L’uomo aveva accumulato alcuni stracci e rifiuti, dando fuoco al materiale nel tentativo di richiamare l’attenzione. Le fiamme si sono propagate rapidamente, sprigionando un denso fumo nero che ha invaso il corridoio del reparto. Gli agenti in servizio sono intervenuti armati di estintori, riuscendo a spegnere l’incendio in pochi minuti e a mettere in sicurezza l’intera sezione.
“Ancora una volta il tempestivo intervento dei poliziotti penitenziari ha impedito peggiori conseguenze alla struttura e ai reclusi ristretti, e si meriterebbero una adeguata ricompensa ministeriale”, sottolinea Santilli, che chiede di riconoscere il coraggio e la professionalità dei Baschi Azzurri.
Sul caso è intervenuto anche il segretario generale del Sappe, Donato Capece, che parla di una situazione sempre più ingestibile dietro le sbarre. “Quanto accaduto a Torino deve necessariamente far riflettere per individuare soluzioni a breve ed evitare che la Polizia penitenziaria sia continuo bersaglio di situazioni di grave stress e grande disagio durante l’espletamento del proprio servizio, come quella di sventare le conseguenze di un assurdo incendio”, dichiara Capece.
Il sindacalista nazionale denuncia con forza la deriva violenta e prevaricatrice di una parte della popolazione carceraria: “Non possono più essere tollerati atteggiamenti arroganti e provocatori da parte di detenuti sempre più spietati e insofferenti al regime penitenziario, sia adulto che minorile. La politica deve farsi carico di questo problema, assumendo iniziative legislative concrete per tutelare gli agenti e riportare ordine nelle carceri italiane”.
Capece ha infine espresso la vicinanza del sindacato agli agenti di Torino, ringraziandoli per il coraggio e la professionalità dimostrati “in una situazione che poteva facilmente trasformarsi in tragedia”.
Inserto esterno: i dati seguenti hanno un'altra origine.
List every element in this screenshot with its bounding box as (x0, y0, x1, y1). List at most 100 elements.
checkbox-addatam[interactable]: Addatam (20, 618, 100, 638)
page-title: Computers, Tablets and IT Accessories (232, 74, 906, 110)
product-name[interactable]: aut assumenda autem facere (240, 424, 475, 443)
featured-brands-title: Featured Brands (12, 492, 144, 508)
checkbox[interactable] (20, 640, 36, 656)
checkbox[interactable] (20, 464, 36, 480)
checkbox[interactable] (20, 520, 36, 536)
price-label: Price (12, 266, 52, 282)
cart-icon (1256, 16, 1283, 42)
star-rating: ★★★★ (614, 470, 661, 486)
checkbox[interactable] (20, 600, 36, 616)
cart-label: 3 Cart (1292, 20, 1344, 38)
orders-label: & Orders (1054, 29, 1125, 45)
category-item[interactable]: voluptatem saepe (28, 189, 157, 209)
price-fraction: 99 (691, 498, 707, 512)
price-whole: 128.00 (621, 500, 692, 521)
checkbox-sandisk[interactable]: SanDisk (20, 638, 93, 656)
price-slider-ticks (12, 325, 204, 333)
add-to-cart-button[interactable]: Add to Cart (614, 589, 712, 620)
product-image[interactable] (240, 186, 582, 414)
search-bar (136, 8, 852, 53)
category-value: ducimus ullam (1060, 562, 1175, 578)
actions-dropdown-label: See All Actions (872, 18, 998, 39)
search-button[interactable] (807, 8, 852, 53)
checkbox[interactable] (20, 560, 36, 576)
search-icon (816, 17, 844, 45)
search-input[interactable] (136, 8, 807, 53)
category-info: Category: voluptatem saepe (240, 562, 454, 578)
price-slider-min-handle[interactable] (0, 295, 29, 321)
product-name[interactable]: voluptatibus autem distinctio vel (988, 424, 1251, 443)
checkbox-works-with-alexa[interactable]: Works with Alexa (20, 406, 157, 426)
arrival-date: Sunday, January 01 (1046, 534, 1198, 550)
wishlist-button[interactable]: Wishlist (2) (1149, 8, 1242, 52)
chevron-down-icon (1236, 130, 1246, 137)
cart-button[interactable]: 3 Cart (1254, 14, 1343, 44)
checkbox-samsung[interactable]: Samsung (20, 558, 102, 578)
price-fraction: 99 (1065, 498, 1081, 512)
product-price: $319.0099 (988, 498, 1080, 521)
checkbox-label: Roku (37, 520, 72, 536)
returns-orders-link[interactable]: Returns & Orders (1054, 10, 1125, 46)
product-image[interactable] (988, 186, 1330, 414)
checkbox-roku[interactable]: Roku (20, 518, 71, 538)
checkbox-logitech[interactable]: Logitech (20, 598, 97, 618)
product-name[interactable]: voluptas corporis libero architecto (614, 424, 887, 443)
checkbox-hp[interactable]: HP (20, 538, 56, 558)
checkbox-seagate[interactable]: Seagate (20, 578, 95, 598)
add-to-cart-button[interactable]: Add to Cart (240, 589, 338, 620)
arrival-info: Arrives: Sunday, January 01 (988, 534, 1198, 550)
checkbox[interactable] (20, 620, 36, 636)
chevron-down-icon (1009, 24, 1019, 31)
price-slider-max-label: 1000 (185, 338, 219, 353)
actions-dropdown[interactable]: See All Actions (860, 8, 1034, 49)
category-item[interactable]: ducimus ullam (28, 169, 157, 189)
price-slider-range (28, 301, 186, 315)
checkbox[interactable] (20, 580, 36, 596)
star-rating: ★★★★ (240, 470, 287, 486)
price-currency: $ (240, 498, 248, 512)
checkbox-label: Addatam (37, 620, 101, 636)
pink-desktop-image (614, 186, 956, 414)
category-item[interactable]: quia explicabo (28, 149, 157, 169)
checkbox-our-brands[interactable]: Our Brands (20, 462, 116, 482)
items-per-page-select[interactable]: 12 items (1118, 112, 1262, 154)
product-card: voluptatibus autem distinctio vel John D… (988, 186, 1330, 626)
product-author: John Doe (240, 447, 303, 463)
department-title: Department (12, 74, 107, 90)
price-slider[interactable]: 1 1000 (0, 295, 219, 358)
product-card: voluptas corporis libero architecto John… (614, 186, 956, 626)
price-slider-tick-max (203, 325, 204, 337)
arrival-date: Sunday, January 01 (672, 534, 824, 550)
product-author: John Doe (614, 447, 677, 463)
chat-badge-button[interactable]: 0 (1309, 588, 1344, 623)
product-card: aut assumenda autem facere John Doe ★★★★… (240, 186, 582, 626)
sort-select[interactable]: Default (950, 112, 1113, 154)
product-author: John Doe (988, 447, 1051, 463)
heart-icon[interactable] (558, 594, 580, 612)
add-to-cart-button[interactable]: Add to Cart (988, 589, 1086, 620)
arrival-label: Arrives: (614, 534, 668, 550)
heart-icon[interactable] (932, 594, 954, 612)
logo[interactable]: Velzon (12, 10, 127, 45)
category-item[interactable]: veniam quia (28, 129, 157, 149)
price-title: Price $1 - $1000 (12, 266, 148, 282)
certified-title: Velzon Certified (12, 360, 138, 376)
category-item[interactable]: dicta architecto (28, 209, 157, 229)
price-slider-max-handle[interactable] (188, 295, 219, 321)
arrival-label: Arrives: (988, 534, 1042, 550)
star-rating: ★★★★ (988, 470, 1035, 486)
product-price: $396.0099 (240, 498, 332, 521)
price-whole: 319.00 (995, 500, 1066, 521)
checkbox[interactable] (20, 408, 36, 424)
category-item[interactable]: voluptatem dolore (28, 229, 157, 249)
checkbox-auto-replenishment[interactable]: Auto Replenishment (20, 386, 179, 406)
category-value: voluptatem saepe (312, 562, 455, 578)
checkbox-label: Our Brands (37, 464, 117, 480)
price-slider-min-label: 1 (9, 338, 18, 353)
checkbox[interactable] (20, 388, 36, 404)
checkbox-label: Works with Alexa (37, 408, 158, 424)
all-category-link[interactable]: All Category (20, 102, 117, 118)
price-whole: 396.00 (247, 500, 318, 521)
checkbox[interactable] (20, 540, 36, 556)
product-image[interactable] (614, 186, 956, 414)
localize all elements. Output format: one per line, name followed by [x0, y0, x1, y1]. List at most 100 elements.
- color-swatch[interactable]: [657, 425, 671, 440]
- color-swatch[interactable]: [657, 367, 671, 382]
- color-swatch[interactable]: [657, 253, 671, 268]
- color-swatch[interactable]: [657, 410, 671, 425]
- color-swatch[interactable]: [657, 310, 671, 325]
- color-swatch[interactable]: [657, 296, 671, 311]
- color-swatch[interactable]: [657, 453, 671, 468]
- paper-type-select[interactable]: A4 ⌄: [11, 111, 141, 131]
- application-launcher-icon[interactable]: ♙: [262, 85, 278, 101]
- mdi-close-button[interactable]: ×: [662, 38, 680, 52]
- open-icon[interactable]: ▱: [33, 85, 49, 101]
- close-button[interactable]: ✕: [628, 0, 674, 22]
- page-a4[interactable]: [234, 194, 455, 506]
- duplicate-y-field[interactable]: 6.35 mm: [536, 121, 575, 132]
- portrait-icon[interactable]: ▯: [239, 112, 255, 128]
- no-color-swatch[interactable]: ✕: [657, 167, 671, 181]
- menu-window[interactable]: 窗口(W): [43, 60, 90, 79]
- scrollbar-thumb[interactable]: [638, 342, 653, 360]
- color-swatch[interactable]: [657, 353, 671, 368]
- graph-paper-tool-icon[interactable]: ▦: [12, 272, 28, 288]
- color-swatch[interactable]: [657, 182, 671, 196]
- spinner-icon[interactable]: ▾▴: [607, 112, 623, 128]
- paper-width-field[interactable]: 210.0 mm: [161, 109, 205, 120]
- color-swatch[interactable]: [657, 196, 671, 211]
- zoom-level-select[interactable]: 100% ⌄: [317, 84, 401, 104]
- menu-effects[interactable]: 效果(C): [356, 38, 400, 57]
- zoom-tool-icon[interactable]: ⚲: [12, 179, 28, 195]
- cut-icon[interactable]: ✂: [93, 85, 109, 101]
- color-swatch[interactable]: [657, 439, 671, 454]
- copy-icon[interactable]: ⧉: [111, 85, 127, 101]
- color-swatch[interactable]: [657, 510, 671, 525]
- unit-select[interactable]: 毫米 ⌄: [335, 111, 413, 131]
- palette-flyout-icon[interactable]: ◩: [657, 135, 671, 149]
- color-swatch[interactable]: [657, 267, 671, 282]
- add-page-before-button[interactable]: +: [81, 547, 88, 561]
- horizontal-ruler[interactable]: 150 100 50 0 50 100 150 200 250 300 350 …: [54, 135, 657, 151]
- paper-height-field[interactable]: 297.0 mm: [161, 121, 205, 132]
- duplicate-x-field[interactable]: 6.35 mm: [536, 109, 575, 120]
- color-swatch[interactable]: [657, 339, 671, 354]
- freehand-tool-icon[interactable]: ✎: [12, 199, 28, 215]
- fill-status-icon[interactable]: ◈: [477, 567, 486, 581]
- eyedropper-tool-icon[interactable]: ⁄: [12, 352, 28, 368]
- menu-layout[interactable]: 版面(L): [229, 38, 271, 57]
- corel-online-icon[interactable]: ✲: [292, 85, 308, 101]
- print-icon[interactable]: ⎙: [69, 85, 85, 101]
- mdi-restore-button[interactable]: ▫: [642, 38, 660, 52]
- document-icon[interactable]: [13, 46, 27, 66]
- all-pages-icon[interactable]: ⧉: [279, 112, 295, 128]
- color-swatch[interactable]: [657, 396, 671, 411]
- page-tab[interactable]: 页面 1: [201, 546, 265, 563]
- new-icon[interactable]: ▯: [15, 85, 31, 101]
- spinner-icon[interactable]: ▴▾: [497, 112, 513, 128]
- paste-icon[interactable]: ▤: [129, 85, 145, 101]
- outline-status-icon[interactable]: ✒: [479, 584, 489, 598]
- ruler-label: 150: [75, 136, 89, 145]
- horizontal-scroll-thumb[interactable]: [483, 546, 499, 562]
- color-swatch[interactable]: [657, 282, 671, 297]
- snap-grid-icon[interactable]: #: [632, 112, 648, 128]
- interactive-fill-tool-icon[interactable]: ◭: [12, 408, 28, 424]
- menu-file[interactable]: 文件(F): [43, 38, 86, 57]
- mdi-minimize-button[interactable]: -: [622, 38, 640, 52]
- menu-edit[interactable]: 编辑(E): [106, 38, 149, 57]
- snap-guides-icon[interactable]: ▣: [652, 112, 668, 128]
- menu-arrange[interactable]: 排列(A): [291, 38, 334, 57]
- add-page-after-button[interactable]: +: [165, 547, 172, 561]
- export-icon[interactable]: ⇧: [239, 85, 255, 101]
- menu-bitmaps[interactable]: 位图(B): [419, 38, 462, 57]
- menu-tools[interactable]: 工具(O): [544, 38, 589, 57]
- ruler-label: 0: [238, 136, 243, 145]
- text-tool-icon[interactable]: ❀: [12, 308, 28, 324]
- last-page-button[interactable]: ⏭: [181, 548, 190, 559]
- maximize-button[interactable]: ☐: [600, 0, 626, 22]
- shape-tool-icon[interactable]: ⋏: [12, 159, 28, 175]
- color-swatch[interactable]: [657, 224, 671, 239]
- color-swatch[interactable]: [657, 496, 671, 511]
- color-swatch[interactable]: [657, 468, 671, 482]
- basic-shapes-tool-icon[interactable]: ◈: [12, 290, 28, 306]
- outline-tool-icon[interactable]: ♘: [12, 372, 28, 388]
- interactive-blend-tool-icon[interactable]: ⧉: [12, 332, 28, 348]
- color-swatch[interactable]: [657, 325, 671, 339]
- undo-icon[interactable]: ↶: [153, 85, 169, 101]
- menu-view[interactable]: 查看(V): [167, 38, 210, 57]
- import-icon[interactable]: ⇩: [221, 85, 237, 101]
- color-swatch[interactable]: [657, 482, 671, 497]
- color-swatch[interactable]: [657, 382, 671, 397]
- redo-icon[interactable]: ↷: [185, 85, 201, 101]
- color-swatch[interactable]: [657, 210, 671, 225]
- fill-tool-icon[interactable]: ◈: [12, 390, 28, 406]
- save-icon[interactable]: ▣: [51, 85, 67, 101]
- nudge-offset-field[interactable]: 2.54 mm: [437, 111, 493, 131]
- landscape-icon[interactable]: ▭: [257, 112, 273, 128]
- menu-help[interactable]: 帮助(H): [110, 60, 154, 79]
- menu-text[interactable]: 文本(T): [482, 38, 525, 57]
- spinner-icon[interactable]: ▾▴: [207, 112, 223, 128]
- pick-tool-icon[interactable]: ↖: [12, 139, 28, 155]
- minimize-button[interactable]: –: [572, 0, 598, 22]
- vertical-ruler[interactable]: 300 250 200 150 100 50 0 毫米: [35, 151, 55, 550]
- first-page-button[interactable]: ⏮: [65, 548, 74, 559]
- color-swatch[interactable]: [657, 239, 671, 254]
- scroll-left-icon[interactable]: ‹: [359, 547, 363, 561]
L’episodio riaccende i riflettori su una realtà nota e preoccupante: sovraffollamento cronico, scarsità di personale e aumento delle tensioni tra i detenuti rendono il carcere torinese una polveriera. Con oltre 1.300 reclusi a fronte di una capienza di circa 1.100 posti, il Lorusso e Cutugno è una delle strutture più affollate del Nord Italia, teatro negli ultimi mesi di autolesionismi, aggressioni e rivolte.
“È necessario un intervento immediato”, ribadisce Capece. “Gli agenti lavorano senza mezzi adeguati, sotto pressione costante e spesso in condizioni di rischio estremo. Non è più accettabile che ogni protesta degeneri in un incendio o in un’aggressione. Serve un piano nazionale di emergenza carceraria”.
L’ennesimo episodio di follia e pericolo all’interno della Casa Circondariale di Torino conferma un quadro di tensione crescente e di profondo disagio operativo per la Polizia penitenziaria, costretta ogni giorno a gestire situazioni al limite senza strumenti né personale sufficiente.